AI Agents in Practice: How to Build Production-Ready Systems in 2026

In 2026, autonomous AI agents have become not just a buzzword but a key tool for business. According to a Gartner report, by the end of 2025, 40% of large companies were using multi-agent systems to automate routine processes. But it's one thing to read about this in the news, and quite another to be able to create such agents yourself. The course "AI Agents in Practice" on asibiont.com offers exactly that: practical skills for building agents ready for production.

What You Will Learn in the Course

The course covers the full cycle of creating an AI agent: from architecture to deployment. You will master key components: loop (decision-making cycle), tools (for interacting with the outside world), and memory (for preserving context). Special emphasis is placed on the ReAct pattern (Reasoning + Acting), which allows the agent to reason and perform actions sequentially. This is not abstract theory—each module includes practical tasks where you will build your own agent.

For example, you will learn how to configure tool use—integration with APIs, databases, and web services. Imagine your agent can not only answer questions but also book meeting rooms, check the weather, or send emails. In the course, you will implement such scenarios step by step. You will also study planning: how to teach an agent to break down complex tasks into subtasks and execute them in the correct sequence, using multi-agent systems where several agents coordinate their actions.

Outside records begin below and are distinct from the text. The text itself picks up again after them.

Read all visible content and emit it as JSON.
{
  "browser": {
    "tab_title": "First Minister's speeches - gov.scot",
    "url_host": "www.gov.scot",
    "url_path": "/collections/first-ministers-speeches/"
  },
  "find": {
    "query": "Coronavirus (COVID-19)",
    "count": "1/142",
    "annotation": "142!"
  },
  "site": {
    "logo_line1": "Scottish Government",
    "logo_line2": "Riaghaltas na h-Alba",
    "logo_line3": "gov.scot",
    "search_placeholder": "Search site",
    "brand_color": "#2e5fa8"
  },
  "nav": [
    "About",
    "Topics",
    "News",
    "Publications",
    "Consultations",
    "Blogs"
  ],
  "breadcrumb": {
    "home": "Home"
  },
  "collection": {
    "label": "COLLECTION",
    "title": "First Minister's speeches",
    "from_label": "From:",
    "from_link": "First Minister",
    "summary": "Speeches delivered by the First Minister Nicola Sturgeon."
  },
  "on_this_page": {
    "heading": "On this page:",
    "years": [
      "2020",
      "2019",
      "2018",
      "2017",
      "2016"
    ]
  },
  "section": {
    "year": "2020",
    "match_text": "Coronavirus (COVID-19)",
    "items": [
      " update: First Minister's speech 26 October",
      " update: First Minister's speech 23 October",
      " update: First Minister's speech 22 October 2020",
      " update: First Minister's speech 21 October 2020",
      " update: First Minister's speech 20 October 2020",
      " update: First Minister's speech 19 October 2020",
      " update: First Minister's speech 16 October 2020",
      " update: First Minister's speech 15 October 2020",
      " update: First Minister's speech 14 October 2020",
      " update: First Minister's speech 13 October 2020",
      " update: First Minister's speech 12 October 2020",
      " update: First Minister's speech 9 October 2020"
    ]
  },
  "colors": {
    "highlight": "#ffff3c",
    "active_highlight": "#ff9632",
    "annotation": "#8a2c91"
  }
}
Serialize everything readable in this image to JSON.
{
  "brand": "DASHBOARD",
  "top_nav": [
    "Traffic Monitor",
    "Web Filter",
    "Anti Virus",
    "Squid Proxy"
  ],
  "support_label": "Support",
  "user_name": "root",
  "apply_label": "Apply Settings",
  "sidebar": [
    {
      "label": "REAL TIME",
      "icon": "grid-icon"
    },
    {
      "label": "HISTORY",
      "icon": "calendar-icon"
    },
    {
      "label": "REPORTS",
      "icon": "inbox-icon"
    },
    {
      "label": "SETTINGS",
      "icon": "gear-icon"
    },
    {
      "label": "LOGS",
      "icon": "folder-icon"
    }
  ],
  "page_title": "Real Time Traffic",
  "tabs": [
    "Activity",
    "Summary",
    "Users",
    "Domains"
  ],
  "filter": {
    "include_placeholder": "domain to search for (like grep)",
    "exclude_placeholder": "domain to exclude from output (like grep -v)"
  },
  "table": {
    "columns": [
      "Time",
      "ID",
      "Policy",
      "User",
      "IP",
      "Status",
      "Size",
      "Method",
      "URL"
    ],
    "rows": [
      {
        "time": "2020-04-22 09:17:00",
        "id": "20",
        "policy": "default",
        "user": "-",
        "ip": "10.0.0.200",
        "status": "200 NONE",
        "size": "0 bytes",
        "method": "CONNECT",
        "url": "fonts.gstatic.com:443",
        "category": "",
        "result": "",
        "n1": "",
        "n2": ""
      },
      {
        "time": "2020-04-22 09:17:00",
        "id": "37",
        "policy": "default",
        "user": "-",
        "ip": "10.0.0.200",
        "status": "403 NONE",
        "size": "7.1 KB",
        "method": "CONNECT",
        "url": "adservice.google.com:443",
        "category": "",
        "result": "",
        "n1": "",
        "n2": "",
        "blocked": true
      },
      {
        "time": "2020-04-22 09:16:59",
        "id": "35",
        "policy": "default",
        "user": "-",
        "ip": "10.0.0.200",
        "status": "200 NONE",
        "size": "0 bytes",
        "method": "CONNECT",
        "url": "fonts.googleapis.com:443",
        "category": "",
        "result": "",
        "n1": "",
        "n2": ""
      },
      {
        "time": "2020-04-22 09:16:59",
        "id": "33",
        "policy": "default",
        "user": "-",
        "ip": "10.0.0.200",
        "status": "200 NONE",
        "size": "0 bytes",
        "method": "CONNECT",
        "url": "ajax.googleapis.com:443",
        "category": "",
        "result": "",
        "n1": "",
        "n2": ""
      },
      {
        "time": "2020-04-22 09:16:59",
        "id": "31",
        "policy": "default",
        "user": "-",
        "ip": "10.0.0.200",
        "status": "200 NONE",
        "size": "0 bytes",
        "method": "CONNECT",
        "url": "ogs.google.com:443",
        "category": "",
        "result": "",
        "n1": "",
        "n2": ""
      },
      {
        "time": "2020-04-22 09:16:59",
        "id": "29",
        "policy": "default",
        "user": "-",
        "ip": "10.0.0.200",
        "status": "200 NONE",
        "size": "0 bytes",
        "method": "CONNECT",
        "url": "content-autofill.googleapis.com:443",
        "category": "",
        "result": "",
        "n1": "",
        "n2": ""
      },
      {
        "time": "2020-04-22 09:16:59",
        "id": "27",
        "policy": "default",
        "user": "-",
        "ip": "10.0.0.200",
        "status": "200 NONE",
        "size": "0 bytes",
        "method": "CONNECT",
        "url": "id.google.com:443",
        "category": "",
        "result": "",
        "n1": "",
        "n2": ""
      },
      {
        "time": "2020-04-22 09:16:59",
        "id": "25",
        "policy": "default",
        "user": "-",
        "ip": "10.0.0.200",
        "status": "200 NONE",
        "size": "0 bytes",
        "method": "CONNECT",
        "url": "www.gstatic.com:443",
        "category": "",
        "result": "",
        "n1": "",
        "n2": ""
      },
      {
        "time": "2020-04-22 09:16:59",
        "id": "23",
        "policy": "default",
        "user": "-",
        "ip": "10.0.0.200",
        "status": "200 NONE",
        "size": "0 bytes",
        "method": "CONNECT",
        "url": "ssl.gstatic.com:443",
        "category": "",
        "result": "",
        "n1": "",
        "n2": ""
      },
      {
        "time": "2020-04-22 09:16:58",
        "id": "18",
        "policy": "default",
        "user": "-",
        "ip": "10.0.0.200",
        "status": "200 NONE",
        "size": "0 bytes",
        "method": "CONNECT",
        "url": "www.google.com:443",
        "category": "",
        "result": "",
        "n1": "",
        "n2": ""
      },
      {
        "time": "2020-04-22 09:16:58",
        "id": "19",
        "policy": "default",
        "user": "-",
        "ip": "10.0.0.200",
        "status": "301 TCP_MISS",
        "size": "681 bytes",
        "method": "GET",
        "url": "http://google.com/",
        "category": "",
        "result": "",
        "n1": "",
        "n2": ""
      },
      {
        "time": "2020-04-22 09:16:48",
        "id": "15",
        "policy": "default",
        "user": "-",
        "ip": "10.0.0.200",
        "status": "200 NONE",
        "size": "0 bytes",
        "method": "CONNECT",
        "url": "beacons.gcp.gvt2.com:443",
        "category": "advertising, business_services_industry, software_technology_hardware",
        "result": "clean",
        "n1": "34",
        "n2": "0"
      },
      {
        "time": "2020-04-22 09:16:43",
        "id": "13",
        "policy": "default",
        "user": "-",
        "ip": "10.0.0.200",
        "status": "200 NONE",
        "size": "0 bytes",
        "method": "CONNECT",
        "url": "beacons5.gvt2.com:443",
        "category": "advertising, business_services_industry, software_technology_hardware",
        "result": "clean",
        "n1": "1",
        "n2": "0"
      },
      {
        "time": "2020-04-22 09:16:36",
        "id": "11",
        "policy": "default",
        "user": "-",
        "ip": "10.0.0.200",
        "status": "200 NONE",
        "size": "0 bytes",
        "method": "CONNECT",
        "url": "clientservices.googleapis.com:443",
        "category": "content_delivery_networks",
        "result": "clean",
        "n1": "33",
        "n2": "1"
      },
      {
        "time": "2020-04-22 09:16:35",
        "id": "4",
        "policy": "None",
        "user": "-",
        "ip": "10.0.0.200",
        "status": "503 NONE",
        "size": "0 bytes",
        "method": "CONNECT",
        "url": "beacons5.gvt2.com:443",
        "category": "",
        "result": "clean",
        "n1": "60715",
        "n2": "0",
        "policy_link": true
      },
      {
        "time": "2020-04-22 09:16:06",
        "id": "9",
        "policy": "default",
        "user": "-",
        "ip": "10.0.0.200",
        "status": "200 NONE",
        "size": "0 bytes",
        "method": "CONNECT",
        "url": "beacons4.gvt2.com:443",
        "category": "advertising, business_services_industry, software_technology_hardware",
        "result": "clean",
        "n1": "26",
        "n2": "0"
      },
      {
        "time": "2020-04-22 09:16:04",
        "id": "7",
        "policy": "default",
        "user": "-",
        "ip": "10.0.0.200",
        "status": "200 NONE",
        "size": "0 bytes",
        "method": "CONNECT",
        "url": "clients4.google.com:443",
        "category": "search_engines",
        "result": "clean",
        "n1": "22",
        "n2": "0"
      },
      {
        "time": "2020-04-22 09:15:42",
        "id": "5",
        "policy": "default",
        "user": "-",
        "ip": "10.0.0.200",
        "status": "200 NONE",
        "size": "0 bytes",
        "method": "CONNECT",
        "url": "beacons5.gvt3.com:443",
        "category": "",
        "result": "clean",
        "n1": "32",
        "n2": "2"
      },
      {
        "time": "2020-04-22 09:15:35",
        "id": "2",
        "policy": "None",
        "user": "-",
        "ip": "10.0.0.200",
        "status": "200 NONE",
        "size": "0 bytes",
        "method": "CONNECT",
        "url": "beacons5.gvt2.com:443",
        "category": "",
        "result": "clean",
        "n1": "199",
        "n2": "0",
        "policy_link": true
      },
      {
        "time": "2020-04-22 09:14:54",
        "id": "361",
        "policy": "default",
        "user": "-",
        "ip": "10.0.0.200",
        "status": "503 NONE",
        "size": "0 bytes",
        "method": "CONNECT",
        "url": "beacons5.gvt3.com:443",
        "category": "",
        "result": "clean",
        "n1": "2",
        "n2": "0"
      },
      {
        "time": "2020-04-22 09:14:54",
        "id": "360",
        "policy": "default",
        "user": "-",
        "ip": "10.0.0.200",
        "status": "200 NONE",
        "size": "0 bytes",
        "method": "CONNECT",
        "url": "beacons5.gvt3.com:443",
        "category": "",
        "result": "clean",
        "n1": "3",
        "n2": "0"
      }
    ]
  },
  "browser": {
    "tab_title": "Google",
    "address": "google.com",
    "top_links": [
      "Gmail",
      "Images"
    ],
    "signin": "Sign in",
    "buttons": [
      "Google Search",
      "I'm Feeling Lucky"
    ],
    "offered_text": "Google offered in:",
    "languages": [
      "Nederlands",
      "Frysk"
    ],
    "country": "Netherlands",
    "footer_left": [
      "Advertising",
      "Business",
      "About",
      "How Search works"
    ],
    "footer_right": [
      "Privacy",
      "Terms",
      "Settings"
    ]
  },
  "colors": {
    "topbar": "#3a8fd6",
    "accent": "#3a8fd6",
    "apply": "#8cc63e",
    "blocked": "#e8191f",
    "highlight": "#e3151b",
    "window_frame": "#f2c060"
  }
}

Special attention is given to monitoring and debugging. In production-ready systems, it is important to track how the agent makes decisions and intervene when necessary. You will master human-in-the-loop—a mechanism where a human controls critical steps, which is crucial for financial or medical applications.

Who This Course Is For

The course is designed for developers and engineers who already have basic knowledge of Python and an understanding of how LLMs work. If you have written simple scripts using the OpenAI API or other models but want to move to the next level—creating autonomous systems—this is for you. The course will also be useful for product managers and ML engineers who want to understand the technical details of AI agents for decision-making in projects.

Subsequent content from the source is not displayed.